Ottaway discussed the change in the international structure and balance of power, which led to the change of Turkish foreign policy. “The foreign policy of Turkey was bound to change no matter what,” she added.
Assessing the bluster in the West over “who lost Turkey,” Tocci said she is diametrically opposed to such views. “Turkey’s policy in the Middle East is largely the product of Turkey’s own domestic transformation, which has in turn been inspired and triggered to a significant extent by the EU,” she stated. In many respects, the argument goes, Turkey’s foreign policy in the Middle East can be characterized as being “Europeanized”; it is far more Europeanized than in the 1990s, when Turkey’s relations with the Middle East were marked by a strategic relationship with Israel and tensions and conflicts with all its southern neighbors. Noting that it remains essential that Turkey realize that the value of its foreign policy in the Middle East continues to hinge on its democratic consolidation, Tocci said this in turn remains inextricably tied with its own EU accession process.

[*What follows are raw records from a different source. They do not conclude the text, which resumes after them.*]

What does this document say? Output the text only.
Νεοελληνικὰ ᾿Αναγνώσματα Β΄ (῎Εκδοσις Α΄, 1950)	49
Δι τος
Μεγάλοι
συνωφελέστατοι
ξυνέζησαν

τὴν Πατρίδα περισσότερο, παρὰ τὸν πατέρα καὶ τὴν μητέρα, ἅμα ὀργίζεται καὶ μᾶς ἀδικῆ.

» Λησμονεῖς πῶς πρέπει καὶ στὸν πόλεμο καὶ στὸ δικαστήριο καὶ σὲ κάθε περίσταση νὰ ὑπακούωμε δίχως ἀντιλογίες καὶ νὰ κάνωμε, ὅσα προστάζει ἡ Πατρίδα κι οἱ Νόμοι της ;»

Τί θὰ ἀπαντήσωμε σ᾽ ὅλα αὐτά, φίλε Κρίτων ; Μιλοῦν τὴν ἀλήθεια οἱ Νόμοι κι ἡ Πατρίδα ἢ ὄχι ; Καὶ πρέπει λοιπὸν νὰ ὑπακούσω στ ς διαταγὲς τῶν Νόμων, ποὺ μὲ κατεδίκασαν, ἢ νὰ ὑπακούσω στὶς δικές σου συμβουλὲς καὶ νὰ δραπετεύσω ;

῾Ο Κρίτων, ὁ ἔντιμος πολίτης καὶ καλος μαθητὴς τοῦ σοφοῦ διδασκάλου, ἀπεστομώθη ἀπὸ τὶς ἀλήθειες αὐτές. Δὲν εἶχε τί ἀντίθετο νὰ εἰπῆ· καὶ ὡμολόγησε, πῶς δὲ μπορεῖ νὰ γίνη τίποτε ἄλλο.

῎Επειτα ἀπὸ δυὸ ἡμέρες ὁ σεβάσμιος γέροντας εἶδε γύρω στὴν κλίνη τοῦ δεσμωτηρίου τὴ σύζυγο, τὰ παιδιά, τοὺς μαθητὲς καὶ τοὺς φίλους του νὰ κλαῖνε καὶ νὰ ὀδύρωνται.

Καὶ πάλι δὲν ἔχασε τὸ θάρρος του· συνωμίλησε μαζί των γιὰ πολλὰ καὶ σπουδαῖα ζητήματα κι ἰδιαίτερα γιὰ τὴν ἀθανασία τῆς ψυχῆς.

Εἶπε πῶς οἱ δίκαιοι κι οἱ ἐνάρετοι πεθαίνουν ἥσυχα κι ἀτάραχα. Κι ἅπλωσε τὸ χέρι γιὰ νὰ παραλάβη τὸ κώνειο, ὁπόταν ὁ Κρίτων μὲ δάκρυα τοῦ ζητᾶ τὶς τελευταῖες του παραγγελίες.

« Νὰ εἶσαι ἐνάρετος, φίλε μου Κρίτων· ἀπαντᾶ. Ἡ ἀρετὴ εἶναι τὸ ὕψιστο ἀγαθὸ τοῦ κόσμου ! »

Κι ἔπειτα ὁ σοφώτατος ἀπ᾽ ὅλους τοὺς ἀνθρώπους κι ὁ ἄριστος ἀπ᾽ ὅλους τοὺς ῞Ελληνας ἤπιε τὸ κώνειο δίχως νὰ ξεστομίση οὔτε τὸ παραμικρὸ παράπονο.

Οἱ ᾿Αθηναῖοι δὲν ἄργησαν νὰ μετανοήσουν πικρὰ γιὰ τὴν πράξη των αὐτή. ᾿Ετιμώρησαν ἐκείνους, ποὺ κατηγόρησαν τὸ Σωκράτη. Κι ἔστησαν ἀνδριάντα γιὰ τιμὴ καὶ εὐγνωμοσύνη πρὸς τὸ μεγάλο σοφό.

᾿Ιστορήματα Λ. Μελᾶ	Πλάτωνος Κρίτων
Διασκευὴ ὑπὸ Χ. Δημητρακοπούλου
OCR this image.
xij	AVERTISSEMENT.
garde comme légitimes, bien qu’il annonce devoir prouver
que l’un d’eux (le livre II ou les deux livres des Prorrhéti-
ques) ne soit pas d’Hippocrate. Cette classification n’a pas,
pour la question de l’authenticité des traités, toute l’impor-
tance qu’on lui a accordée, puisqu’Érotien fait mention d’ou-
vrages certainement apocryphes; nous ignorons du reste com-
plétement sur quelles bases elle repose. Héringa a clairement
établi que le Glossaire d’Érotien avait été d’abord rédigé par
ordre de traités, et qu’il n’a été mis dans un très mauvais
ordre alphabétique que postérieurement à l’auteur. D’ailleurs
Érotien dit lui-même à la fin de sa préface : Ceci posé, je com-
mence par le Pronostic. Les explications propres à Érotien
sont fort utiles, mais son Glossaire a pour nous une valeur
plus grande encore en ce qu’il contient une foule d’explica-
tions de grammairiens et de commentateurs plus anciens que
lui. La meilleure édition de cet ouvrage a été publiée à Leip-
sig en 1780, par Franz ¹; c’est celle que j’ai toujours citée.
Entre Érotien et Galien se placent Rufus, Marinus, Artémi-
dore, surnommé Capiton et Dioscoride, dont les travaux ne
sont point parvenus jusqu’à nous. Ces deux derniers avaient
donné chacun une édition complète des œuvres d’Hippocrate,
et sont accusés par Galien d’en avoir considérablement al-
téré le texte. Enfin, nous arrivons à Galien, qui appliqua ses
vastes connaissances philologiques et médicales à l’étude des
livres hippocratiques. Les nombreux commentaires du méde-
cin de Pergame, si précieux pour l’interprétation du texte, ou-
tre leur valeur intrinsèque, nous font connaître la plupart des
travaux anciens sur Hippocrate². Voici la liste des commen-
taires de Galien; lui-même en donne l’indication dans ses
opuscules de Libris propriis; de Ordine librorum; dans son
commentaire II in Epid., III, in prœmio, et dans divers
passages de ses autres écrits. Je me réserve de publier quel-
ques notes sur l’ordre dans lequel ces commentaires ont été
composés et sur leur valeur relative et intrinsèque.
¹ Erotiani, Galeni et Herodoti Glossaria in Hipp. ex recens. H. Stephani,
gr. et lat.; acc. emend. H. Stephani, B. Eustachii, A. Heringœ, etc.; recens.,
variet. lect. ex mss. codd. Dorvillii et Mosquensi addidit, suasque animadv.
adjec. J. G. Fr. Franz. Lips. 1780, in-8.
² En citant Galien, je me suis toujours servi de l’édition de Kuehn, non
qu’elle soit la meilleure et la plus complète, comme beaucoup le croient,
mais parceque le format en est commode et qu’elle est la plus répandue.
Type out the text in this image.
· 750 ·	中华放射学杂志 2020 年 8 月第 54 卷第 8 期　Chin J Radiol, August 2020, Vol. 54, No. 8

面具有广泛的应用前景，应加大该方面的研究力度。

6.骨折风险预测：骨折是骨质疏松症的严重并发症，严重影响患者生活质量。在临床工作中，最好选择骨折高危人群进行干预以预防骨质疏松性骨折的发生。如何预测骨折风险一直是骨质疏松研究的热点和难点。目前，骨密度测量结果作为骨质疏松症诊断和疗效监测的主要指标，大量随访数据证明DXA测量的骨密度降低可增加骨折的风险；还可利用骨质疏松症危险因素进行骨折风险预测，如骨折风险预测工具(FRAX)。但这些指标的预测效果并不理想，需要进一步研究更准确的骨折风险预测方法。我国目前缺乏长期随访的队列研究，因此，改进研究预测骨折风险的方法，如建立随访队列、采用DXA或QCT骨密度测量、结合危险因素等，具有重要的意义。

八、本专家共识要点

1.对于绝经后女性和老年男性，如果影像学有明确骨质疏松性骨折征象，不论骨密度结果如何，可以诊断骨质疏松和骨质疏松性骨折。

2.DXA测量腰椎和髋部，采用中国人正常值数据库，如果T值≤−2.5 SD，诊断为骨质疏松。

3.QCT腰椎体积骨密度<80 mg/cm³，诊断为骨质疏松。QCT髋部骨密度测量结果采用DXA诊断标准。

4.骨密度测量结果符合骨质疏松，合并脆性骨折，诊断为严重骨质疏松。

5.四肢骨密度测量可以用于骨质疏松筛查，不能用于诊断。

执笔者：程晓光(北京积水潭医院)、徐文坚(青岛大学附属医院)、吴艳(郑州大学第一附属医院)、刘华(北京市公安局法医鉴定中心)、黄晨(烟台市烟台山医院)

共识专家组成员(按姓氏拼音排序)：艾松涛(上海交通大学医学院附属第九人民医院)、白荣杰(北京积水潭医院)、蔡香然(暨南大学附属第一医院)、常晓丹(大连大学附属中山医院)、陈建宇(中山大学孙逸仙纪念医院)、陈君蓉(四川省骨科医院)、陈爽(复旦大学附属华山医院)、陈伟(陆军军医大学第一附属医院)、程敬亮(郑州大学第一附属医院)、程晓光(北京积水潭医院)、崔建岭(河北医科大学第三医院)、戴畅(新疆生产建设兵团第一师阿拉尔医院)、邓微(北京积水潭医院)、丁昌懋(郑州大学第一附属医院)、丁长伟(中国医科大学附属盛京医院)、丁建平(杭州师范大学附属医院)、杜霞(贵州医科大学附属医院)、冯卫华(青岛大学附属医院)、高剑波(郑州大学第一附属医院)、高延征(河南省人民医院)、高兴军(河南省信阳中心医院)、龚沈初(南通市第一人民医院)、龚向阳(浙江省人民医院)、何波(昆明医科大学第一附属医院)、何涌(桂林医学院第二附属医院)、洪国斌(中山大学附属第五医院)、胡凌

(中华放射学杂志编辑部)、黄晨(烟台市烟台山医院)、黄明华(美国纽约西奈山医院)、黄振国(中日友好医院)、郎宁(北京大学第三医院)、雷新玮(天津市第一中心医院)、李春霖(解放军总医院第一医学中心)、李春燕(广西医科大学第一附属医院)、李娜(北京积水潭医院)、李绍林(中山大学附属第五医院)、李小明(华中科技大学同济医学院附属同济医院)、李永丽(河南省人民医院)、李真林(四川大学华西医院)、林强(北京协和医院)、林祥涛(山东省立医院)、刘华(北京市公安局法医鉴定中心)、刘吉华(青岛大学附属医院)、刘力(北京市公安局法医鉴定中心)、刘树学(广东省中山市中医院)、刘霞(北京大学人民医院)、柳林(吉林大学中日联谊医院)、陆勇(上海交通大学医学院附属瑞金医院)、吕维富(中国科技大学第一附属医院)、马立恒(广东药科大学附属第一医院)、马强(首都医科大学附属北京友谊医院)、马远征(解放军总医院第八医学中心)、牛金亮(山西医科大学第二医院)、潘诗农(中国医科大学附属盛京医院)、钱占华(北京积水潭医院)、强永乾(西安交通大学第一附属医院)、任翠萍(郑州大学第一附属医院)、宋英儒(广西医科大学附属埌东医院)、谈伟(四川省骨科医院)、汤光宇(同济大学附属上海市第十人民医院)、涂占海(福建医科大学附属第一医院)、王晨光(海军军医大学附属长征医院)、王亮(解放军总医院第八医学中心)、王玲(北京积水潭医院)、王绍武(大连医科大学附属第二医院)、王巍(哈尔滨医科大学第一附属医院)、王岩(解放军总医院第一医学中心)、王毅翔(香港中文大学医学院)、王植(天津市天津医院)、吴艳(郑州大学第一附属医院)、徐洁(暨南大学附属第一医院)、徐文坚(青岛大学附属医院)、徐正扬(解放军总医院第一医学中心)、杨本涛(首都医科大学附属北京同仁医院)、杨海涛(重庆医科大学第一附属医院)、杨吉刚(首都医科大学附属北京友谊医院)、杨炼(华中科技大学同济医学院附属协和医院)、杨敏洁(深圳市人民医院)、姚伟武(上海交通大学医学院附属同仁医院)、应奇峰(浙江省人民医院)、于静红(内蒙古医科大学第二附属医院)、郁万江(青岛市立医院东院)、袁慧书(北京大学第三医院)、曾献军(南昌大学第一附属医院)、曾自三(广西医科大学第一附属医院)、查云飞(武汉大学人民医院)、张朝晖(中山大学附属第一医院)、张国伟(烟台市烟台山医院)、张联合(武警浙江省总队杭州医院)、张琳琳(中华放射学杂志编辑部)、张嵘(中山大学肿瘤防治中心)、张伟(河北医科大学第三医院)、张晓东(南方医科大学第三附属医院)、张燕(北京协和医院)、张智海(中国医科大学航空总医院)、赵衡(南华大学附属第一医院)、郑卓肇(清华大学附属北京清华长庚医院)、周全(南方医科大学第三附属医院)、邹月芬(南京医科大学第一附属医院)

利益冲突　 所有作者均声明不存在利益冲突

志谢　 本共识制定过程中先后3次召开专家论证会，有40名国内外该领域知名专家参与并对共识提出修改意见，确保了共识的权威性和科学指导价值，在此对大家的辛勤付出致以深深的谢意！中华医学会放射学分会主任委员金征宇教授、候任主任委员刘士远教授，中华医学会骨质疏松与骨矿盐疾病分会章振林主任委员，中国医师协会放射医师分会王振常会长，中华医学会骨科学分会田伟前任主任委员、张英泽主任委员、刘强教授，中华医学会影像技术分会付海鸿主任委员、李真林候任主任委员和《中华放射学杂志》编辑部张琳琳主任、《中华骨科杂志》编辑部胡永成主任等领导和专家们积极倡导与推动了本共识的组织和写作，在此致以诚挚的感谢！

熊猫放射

Dennis Sammut, from London-based LINKS, dismissed claims that Turkey is drifting away from the West. “Turkey remains a candidate country of the European Union,” Sammut noted, “whilst the accession process is going slower than some had hoped, it continues.”
Noting that Turkey’s standoff with Israel after the Gaza incident would have happened even if Turkey was already a member of the EU, Sammut argued that the fact that it happened in the context of the Gaza blockade only further hurt the sensibilities of Turkey’s Muslim population.